The Apology follows the personal journeys of three former “comfort women” who were among the 200,000 girls and young women kidnapped and forced into military sexual slavery by the Imperial Japanese Army during World War II. Some 70 years after their imprisonment in so-called “comfort stations”, the three “grandmothers—Grandma Gil in South Korea, Grandma Cao in China, and Grandma Adela in the Philippines—face their twilight years in fading health. After decades of living in silence and shame about their past, they know that time is running out to give a first-hand account of the truth and ensure that this horrific chapter of history is not forgotten. Whether they are seeking a formal apology from the Japanese government or summoning the courage to finally share their secret with loved ones, their resolve moves them forward as they seize this last chance to set future generations on a course for reconciliation, healing, and justice.

Sunshine and Stirrings

It’s a sunshine and lollypops kind of a morning. I feel faint stirrings of wanting to clean the yard of last year’s old growth and debris. I thought better of it. There’s snow on the ground. It’s early and a bit cool for that kind of undertaking. But faint stirring are good. It means I’m still alive and feeling. I saw that my snowdrops are up. They’re a little crushed by the snow but still beautiful to see.

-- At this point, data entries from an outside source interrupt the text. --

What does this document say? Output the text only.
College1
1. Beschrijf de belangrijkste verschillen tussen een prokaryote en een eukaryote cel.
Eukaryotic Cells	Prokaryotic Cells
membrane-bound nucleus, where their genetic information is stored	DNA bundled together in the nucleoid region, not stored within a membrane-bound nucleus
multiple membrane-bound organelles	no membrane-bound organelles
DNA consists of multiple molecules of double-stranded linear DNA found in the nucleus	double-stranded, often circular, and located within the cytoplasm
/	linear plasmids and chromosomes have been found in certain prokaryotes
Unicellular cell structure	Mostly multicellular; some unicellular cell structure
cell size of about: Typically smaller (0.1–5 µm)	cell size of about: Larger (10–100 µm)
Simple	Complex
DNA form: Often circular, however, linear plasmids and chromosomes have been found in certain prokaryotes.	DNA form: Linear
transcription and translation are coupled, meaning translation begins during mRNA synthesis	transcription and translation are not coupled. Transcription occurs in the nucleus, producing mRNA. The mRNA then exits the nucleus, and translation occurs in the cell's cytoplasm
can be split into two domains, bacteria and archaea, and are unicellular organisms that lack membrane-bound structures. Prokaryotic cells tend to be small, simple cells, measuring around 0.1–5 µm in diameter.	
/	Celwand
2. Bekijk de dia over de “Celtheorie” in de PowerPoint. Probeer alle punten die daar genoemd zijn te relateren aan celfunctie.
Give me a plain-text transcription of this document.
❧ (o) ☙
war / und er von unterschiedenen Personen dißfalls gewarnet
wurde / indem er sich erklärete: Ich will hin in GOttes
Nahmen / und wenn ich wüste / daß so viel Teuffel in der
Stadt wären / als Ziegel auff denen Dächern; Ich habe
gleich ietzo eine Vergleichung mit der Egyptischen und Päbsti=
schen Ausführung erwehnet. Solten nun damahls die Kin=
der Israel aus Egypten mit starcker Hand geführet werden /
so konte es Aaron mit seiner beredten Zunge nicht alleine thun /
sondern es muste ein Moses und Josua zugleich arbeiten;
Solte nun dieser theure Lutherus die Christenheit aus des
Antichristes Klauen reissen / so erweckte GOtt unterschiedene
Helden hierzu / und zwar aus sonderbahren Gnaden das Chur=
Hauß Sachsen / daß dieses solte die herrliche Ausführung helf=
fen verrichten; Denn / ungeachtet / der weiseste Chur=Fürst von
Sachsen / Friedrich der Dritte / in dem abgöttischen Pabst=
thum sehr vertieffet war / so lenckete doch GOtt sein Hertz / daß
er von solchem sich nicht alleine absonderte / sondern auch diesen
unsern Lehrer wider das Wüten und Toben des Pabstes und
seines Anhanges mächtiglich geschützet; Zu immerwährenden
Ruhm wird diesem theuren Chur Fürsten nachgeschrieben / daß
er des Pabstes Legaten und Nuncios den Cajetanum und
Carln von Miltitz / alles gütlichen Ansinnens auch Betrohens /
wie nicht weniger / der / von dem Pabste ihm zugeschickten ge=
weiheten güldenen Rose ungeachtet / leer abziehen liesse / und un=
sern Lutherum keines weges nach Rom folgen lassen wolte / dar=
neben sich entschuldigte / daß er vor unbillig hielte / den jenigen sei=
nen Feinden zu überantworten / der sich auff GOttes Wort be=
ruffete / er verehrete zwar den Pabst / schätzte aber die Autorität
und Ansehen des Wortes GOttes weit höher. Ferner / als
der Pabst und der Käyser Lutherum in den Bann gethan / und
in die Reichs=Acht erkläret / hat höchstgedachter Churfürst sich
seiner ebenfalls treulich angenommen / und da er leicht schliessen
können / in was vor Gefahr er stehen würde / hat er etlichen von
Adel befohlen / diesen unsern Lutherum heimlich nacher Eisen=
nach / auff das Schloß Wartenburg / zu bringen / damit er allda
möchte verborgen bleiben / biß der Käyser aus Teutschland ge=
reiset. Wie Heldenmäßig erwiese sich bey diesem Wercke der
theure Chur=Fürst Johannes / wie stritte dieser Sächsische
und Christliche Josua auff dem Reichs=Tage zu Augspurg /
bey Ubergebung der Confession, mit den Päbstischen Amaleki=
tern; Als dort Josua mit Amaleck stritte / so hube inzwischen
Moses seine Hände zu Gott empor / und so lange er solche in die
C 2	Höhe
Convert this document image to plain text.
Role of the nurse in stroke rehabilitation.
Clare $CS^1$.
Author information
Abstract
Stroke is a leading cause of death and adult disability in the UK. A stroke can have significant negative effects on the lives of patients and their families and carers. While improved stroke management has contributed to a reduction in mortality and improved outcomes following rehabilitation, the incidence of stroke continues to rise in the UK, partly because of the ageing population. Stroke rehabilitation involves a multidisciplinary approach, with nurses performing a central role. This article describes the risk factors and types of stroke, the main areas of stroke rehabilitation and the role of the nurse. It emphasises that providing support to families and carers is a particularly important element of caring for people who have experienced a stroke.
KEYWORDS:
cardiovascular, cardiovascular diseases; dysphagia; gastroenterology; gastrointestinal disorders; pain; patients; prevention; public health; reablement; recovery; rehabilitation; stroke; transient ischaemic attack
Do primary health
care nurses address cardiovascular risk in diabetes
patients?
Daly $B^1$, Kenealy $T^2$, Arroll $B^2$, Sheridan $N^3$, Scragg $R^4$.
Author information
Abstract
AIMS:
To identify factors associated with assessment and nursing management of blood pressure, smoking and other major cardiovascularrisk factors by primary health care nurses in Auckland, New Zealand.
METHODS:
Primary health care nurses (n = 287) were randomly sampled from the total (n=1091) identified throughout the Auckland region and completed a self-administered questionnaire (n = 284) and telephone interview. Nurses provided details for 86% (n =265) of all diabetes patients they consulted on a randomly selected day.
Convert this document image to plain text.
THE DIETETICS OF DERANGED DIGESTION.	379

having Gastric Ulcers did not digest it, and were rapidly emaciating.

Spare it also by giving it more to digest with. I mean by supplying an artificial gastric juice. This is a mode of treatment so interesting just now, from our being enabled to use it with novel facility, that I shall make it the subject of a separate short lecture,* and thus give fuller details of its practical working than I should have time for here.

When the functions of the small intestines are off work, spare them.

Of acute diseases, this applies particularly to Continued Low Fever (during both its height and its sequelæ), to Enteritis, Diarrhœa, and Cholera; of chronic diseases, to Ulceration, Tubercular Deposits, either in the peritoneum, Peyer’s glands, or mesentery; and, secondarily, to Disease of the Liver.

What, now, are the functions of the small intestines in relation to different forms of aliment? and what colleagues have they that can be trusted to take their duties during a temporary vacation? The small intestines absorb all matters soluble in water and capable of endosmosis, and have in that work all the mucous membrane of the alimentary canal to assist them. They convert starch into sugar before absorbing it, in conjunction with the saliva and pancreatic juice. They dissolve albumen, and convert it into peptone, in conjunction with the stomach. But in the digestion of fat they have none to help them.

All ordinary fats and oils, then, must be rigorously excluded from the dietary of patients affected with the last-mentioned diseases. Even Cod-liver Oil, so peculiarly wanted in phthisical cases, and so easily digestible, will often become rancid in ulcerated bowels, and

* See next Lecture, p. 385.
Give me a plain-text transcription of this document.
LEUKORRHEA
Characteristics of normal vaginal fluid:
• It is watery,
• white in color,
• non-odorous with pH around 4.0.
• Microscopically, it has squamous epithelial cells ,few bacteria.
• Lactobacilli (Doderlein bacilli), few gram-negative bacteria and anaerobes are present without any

I put in a bit of time in the greenhouse yesterday. I weeded and propped up the snow peas with bamboo sticks. They’re getting gangly and sprawly. It’s not my favourite thing to do. To be honest, I can’t really say I love gardening. It is hard and dirty work. I guess I do get some satisfaction at the end of the chore/season. It is nice to see a neat weed-free bed of greens. In a few weeks, I hope to harvest some lettuce and spinach for a salad or two.

It’s April 28th. Just a couple more days of the Ultimate Blog Challenge. At this moment, I can’t say that I really love writing either. But it is satisfying to see the letters and words march across the screen, forming a sentence and a post. That is the thing, isn’t it? Getting a little satisfaction is worth a little effort.